Opinión

La memoria de los nietos

En la madrugada del 16 de octubre de 1936, hace ahora 71 años,

Emilio Silva murió asesinado junto a otros trece hombres por una

partida de fanáticos falangistas en la localidad de Priaranza del

Bierzo. No hubo juicio ni acusación; no tuvieron la posibilidad de

despedirse de los suyos; fueron enterrados como perros en una fosa

común que sólo pudo ser abierta sesenta y cuatro años después gracias

al empeño de su nieto, también llamado Emilio, que desde entonces ha

dedicado una buena parte de sus empeños a la tarea de desenterrar a

otros muchos abuelos con la ayuda de otros tantos nietos.

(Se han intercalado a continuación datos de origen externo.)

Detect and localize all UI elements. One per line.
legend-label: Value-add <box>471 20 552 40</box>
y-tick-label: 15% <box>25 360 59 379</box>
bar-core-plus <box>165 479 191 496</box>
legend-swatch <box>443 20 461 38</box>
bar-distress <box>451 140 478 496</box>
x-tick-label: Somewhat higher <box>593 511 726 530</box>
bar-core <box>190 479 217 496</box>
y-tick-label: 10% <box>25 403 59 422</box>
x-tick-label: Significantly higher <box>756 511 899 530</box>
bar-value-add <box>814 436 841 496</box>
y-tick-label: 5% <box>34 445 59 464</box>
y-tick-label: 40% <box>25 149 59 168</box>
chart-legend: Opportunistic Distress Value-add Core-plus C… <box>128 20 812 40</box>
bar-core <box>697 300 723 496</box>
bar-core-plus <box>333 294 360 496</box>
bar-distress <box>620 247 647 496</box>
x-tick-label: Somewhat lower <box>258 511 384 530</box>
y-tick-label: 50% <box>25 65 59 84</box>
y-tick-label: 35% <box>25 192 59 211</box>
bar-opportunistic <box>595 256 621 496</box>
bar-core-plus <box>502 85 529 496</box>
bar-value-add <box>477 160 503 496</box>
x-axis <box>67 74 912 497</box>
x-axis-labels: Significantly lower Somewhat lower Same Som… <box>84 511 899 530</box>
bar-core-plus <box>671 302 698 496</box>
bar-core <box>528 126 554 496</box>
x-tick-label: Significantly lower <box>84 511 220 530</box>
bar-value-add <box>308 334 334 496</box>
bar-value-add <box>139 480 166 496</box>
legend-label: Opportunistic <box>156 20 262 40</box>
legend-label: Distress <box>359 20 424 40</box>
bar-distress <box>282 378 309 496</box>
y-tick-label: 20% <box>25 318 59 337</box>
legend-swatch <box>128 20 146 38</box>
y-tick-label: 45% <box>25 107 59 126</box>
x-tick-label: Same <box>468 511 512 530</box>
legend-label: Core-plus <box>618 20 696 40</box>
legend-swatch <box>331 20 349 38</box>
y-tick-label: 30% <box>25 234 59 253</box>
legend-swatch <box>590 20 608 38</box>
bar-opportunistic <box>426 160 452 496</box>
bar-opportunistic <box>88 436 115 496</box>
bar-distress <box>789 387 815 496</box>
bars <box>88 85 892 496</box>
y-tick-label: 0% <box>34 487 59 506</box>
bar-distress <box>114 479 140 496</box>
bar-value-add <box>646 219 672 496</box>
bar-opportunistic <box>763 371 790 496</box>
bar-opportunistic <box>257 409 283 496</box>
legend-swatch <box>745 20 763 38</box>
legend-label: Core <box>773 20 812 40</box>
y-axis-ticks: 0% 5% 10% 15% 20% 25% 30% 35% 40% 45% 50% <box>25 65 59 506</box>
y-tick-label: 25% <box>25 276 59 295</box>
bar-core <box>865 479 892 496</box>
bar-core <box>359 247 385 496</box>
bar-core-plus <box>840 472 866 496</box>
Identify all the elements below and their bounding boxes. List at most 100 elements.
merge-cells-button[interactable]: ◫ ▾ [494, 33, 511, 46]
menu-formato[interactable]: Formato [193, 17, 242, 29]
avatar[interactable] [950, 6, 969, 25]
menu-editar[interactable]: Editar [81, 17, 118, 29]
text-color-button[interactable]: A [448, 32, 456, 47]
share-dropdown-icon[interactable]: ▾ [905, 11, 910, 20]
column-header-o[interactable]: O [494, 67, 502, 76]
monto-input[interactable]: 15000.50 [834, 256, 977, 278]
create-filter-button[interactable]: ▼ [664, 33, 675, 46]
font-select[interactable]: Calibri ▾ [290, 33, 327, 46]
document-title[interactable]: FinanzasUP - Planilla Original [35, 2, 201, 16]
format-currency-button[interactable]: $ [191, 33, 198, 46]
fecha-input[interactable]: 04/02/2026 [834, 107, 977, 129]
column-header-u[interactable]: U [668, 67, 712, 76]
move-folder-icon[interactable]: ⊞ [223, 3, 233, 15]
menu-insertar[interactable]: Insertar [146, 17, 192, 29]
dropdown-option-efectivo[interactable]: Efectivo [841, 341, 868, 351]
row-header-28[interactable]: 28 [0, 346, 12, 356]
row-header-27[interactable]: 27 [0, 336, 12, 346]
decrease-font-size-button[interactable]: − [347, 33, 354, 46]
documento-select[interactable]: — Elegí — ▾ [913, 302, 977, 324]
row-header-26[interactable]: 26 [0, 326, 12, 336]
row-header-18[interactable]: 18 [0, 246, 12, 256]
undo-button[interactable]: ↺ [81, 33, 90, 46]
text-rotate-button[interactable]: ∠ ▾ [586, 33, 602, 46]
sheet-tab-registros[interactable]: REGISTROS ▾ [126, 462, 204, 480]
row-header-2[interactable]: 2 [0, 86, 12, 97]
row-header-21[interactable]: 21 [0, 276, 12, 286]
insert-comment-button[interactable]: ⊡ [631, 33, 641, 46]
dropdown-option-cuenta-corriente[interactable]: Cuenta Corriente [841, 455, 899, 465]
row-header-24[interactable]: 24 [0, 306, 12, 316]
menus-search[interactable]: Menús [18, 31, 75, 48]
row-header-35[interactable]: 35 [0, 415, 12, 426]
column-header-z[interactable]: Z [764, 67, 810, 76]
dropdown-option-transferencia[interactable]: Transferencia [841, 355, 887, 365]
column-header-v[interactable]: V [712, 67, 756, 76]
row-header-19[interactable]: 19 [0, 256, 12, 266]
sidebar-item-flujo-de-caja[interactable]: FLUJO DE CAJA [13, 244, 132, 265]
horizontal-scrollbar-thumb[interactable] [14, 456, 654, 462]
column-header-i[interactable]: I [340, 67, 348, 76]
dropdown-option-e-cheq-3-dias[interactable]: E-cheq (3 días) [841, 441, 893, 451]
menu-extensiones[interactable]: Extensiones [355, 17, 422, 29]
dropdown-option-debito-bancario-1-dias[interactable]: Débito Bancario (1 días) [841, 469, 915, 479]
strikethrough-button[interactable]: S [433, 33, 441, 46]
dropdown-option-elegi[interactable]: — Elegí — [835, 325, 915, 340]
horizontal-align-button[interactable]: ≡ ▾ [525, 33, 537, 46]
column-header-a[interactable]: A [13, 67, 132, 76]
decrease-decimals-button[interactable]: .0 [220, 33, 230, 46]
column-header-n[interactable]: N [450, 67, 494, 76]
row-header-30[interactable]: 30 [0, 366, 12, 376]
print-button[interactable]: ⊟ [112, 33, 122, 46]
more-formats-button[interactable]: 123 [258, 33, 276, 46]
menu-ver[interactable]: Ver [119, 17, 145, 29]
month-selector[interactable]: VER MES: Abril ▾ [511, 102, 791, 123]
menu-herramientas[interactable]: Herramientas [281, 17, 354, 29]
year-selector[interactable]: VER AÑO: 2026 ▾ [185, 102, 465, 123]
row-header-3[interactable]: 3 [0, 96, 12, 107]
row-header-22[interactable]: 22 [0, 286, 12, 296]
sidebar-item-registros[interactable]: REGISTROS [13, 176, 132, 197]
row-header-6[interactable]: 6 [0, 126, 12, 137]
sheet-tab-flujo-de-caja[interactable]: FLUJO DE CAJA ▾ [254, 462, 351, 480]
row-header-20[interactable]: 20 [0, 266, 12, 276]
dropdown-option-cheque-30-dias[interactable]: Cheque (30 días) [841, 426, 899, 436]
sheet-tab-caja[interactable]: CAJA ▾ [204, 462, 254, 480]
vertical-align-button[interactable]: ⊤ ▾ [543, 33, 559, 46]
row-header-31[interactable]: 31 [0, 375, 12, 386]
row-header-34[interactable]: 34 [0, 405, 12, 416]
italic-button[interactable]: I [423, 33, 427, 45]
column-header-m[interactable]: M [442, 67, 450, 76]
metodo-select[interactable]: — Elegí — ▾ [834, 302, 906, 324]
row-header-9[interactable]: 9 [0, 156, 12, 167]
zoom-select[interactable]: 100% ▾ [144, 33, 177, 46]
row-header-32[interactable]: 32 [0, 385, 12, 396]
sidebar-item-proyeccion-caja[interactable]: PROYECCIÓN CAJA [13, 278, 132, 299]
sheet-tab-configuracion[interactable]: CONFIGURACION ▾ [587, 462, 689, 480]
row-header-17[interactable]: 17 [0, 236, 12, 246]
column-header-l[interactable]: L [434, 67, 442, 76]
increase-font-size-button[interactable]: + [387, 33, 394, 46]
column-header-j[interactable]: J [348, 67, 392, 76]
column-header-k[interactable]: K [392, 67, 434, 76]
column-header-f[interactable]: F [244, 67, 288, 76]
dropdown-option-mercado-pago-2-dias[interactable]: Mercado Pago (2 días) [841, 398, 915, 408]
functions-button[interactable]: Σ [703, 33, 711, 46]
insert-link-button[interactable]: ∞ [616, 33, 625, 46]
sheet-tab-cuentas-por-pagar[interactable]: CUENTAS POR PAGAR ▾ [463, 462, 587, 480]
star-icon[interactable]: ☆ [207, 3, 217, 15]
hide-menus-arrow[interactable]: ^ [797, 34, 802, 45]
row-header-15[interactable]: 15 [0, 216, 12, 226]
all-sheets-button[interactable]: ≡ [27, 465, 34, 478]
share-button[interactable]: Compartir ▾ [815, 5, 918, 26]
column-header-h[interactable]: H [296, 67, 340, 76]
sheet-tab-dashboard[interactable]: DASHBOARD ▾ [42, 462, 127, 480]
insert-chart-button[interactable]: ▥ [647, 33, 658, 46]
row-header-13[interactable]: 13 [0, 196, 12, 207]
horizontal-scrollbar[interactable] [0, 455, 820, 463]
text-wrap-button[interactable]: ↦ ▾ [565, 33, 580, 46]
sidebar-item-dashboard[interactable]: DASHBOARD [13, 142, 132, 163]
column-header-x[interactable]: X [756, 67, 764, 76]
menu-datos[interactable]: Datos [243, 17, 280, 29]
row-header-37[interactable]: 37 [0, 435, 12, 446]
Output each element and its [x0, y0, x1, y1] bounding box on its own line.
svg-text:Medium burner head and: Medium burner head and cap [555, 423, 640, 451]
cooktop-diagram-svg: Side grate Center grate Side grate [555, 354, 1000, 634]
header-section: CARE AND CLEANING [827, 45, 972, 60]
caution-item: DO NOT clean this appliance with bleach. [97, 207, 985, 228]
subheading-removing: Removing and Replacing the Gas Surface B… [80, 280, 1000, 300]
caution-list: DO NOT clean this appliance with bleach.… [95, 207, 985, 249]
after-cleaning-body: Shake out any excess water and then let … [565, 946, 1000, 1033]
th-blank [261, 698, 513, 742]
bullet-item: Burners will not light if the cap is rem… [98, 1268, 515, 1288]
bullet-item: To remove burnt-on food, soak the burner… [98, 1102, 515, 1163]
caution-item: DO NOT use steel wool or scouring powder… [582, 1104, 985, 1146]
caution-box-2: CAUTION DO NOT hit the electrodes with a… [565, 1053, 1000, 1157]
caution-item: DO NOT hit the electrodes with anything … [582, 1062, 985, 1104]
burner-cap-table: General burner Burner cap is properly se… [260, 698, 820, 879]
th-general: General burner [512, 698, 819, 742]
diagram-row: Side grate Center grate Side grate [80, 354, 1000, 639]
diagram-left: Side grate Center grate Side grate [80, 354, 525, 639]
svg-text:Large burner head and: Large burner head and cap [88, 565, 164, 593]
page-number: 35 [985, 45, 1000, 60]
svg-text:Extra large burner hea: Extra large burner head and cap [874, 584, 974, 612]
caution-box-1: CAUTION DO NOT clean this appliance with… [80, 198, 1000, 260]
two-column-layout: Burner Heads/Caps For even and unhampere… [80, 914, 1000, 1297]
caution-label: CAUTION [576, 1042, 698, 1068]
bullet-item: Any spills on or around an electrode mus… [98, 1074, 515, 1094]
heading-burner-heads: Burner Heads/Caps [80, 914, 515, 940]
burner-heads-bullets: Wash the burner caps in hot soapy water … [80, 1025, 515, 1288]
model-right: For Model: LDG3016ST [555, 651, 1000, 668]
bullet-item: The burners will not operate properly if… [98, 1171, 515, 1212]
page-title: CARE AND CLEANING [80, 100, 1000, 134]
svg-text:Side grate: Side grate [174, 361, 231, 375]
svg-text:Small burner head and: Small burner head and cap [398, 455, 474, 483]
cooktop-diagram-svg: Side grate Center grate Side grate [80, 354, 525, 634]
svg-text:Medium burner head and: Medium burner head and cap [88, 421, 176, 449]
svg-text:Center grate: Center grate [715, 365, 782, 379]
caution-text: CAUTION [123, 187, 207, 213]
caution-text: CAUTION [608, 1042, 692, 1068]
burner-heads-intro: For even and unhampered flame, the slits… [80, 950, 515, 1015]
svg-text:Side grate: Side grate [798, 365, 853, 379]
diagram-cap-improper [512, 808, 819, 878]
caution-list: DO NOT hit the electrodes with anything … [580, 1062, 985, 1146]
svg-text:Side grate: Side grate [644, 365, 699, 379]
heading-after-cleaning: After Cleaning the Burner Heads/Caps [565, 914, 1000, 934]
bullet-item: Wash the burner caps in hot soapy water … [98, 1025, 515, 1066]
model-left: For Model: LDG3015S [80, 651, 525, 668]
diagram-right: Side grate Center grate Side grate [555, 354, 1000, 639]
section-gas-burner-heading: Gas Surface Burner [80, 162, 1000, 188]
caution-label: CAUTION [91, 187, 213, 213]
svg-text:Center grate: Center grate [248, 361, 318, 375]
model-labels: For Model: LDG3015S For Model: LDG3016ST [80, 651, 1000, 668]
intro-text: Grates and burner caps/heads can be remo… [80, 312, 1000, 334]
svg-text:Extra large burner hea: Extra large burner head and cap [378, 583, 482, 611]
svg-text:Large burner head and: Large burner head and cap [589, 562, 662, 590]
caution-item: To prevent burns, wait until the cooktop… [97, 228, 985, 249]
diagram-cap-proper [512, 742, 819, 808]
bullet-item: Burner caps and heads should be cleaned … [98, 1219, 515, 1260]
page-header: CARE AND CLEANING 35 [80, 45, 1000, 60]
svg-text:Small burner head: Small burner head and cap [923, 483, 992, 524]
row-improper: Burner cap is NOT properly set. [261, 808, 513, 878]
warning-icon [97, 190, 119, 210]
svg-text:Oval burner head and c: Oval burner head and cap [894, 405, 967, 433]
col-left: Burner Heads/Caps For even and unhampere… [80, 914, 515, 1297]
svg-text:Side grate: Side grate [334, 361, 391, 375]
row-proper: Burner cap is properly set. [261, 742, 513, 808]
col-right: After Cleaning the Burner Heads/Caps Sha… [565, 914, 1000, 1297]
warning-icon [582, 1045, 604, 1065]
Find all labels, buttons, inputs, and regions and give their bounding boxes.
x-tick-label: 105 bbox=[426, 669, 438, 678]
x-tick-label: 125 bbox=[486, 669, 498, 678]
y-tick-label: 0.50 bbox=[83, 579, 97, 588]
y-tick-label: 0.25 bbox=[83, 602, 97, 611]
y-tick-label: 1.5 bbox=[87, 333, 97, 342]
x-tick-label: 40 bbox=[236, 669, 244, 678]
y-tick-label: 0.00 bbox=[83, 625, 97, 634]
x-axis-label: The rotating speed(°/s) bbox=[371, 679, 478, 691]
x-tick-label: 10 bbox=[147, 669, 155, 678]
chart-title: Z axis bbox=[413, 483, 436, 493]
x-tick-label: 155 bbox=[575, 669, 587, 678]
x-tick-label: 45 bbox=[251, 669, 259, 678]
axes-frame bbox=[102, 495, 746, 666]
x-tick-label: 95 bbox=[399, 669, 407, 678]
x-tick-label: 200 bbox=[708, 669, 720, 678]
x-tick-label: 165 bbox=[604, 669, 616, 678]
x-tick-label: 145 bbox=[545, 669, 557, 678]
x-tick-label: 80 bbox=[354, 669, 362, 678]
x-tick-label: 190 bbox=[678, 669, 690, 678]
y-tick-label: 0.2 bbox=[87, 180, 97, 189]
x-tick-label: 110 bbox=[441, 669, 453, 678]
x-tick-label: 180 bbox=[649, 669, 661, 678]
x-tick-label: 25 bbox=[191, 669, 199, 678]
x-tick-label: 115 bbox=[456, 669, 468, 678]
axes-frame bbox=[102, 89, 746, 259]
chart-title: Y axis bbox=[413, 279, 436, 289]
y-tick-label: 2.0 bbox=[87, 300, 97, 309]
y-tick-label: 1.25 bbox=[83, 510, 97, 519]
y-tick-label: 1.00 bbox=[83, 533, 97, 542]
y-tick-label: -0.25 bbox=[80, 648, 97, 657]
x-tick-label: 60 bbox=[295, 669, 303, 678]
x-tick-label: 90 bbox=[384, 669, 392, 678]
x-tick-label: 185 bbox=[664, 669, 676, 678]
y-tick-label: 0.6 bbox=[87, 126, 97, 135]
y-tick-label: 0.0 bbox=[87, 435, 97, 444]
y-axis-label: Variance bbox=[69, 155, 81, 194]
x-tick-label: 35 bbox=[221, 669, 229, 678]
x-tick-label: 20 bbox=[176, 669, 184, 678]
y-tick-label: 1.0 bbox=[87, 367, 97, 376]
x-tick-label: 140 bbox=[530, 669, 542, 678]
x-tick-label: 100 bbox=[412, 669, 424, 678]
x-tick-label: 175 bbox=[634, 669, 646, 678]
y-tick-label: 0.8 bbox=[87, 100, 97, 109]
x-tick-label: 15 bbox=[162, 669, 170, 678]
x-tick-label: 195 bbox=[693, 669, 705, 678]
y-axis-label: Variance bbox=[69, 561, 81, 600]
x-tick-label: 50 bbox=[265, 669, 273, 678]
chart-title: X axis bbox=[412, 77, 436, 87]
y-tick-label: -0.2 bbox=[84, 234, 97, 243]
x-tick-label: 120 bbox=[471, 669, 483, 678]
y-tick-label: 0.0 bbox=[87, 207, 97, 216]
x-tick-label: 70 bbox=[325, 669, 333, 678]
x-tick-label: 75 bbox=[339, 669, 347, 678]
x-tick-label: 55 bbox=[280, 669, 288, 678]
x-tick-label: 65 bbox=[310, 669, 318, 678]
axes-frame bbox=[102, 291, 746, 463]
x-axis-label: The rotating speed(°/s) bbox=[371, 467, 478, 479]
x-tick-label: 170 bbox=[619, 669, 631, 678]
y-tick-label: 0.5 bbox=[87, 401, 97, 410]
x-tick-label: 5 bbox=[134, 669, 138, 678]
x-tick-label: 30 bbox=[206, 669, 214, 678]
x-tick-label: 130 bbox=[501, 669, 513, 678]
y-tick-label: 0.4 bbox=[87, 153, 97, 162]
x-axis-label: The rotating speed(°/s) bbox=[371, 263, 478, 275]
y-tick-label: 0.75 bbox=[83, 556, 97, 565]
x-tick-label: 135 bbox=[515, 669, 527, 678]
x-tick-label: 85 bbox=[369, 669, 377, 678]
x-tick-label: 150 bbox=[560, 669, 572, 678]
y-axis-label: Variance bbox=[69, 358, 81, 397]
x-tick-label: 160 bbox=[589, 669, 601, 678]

   La Asociación para la Recuperación de la Memoria Histórica, que

Emilo Silva contribuyó a fundar, no ha sido ni la primera ni la única

en revindicar la necesidad de hacer justicia ante el olvido de tantos

crímenes cometidos por un régimen que consideró enemigo a todo

discrepante, pero sí es el paradigma del empeño de muchos ciudadanos

que han empujado para que una ley como la que ahora va a ser debatida

en el parlamento pudiera ver la luz algún día.

   Sorprende comparar la candidez que ha movido a los miembros de

esta asociación con las intenciones aviesas que algunos les imputan.

Creían que al sacar a los muertos de las cunetas para ofrecerles un

entierro digno cumplían con un mínimo ético exigible a cualquier

ciudadano y, por supuesto, a cualquier Estado. Pensaban que reivindicar

sus nombres y desvincularlos de las falsas acusaciones que los llevaron

a la ejecución y que figuran en miles de sentencias emitidas por

tribunales ilegales era la reparación básica de su memoria y el

resarcimiento mínimo para sus familiares. Incluso, ingenuos, creían que

estas víctimas merecían al menos el mismo trato que España reclamaba

para las víctimas de Chile, Argentina o los Balcanes.

   Pero no. Dicen de ellos que reabren viejas heridas, que resucitan

el espíritu fratricida de las dos Españas, que miran al pasado cuando

toca afrontar el futuro... En fin, que para qué esto y ahora. Pues,

entre otras cosas, para que no sigan enterrados en fosas comunes sin

identificar miles de compatriotas mientras quien ordenó o consintió su

muerte descansa bajo el altar mayor de una basílica cristiana.